Investment banking giant JPMorgan Chase is planning to expand an existing blockchain project to include settlement features as it seeks to fend off competition from payments upstarts such as TransferWise and Ripple.

The blockchain-based Interbank Information Network (IIN), set up in partnership with Australia’s ANZ bank and the Royal Bank of Canada back in 2017, currently allows its over 220 banking members to quickly address payments that contain errors or get held up for compliance reasons – problems that can takes weeks to solve with multiple banks being involved across the payments chain.

The Financial Times reported Sunday that John Hunter, head of global clearing at JPMorgan, said the IIN is fast developing and that the bank is “looking at the ability to do more at the point of settlement.”

JPMorgan, he said, has now built in a feature that would allow for real-time verification that a transaction is being sent to a valid account. Currently, an error in the recipient’s account number, sort code, or other detail, can result in the payment being rejected days after it was sent.
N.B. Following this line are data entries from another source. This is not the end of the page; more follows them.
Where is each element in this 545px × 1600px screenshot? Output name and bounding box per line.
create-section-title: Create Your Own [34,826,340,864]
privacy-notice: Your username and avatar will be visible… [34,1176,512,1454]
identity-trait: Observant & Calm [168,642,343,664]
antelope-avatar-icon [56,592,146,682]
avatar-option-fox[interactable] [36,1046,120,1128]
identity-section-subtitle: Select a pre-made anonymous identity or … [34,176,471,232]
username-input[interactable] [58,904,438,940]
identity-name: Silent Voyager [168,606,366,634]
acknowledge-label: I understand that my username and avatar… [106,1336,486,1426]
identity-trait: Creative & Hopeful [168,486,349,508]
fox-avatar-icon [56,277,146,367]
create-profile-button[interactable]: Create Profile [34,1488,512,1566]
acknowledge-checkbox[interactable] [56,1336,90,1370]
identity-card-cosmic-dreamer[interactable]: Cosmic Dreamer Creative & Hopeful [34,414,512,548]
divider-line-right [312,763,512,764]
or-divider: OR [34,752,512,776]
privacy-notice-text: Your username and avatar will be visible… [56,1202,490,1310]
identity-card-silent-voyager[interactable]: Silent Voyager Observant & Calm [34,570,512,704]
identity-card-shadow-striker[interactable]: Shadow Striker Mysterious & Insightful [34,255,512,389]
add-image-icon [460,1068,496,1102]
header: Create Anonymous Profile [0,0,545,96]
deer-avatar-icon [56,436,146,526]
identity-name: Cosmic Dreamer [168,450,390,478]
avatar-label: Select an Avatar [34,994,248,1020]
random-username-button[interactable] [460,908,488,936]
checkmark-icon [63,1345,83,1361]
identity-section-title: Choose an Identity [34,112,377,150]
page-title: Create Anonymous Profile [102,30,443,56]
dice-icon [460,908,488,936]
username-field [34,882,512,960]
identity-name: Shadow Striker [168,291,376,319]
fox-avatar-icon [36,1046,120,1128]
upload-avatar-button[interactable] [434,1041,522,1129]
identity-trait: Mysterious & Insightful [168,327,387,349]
On that issue, banks’ payment processing is still “in the mid-80s to the mid-90s,” according to Hunter.  The “5 to 20 per cent of payments” that fail because of an error or compliance problems is “where we’re trying to alleviate some of that pain,” he said.

The FT said that the settlement system will be live in by Q3 2019, and will allow both domestic and international payments.

The Interbank Information Network has been built on Quorum, the ethereum-based blockchain network revealed by the bank in 2016. That platform is also the underlying technology for the banks much reported digital currency, JPM Coin, details of which were made public in February of this year.

The FT also reports that JPMorgan is setting up a testing sandbox – also said to be launching in Q3 – allowing fintech startups to use the IIN and ultimately develop and launch applications based on its features.